China faces three big challenges in the next few years: a slowing real estate sector, growing local debt and the intractable problem of excess capacity. Of the three big challenges, the one that has the most important bearing on Australia is the problem of excess capacity -- in particular in the steel industry.
The Chinese steel industry is not only the largest in the world, it is also the biggest consumer of Australian iron ore -- the country’s largest export earner. Beijing has singled out the steel industry as the one with the most acute problem of excess capacity.
Beijing’s ability to tackle this problem will be one of the most important determinants of the iron ore price and therefore Australia’s budget bottom-line for years to come. The dilemma for Australia is: if the Chinese succeed in curbing excess capacity, it would be good news for the country’s economic rebalancing and future prosperity.
However, if Beijing fails to make headway in this endeavour, Australian miners would be able to enjoy more years of inflated demand. But it will be at the cost of greater economic uncertainty in the country’s largest trading partner, which takes in a third of Australian exports.
First we need to get some perspectives on how bad the problem is. According to the National Bureau of Statistics, the average industrial utilisation rate, which measures excess capacity, was 78 per cent in first half of 2013. It was the lowest point since the fourth quarter of 2009, when Beijing unleashed its 4 trillion yuan stimulus package.
However, there are certain sectors that have lower utilisation rates than the alarming national average of 78 per cent. For example, the utilisation rate for steel was only 72 per cent in 2012; it ranked alongside the plate glass industry as the worst performer when it comes to excess capacity.
Other bad offenders are the cement, aluminium and shipbuilding industries. 2014 will be a particularly important year for culling excess capacity; the Chinese government needs to get rid of 56.3 per cent of excess capacity in the steel industry, 11.4 per cent in cement and 38.9 per cent in plate glass if it wants to achieve its goals under the 12-year plan.

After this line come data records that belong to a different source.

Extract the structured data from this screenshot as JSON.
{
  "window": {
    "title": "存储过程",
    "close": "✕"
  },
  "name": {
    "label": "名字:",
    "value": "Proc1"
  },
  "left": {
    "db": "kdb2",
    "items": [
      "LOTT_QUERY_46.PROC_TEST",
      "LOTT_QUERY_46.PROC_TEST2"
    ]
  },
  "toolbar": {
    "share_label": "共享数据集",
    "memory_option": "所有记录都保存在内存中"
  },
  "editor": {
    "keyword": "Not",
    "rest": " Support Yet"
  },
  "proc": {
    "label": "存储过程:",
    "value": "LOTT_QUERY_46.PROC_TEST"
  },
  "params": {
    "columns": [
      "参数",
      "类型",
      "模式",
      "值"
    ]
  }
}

So far, the Chinese government is showing all the signs that it is determined to rein in excess capacity. In early May, the Ministry of Industry and Information Technology, which oversees the steel industry, said the country would need to cut an extra 1.7 million tonnes of steel and 8.5 million tonnes of cement in 2014.
However, Beijing faces two formidable challenges; the slowing economy and the all-important goal of maintaining employment stability.
This is best illustrated through the example of Hebei province, the largest producer of steel in the country. The province is adjacent to Beijing and has contributed heavily to the capital’s sickening smog problem. Hebei has been under tremendous pressure to shut down its polluting industrial capacity to improve Beijing’s environment.
The economic consequence of this environmental crackdown is dire. The provincial GDP almost halved from the same period last year, which was 9.1 per cent. It only expanded 4.2 per cent, which was the second lowest of 31 provinces in the whole country.
The party secretary of Hebei, Zhou Benshun told Chinese media this week the provinces effort to fulfil the central government’s mandates on excess capacity and environmental standards would hurt its “tendons and bones”.
“The impact will be long-lasting. We need to develop new industries to stabilise economic growth, but new strategic industries cannot be developed overnight,” he said.
The steel industry will be the worst affected. According to the estimates of the Hebei Development and Reform Commission, the key economic planning agency, the province would lose 258 billion yuan ($44 billion) in assets, 55.7 billion yuan ($9.5 billion) in revenues and most importantly 600,000 jobs, directly and indirectly.
One can only imagine the pressure on local officials, who would not be keen to surrender so much tax revenue and bear the heavy responsibility of looking after an army of unemployed. The provincial government needs to fork out an extra 13 billion yuan a year to provide the minimum social security for the unemployed.
The Minister of Industry and Information Technology, Miao Wei, the man who is in charge of implementing the drastic reduction, openly admitted the difficultly of forcing through these changes at a time when the economy is under downward pressure.
The success or otherwise of Beijing’s effort to curb the country’s excessive industrial capacity will have a significant impact on Australia’s future economic wellbeing. This is an area where we need to pay close attention.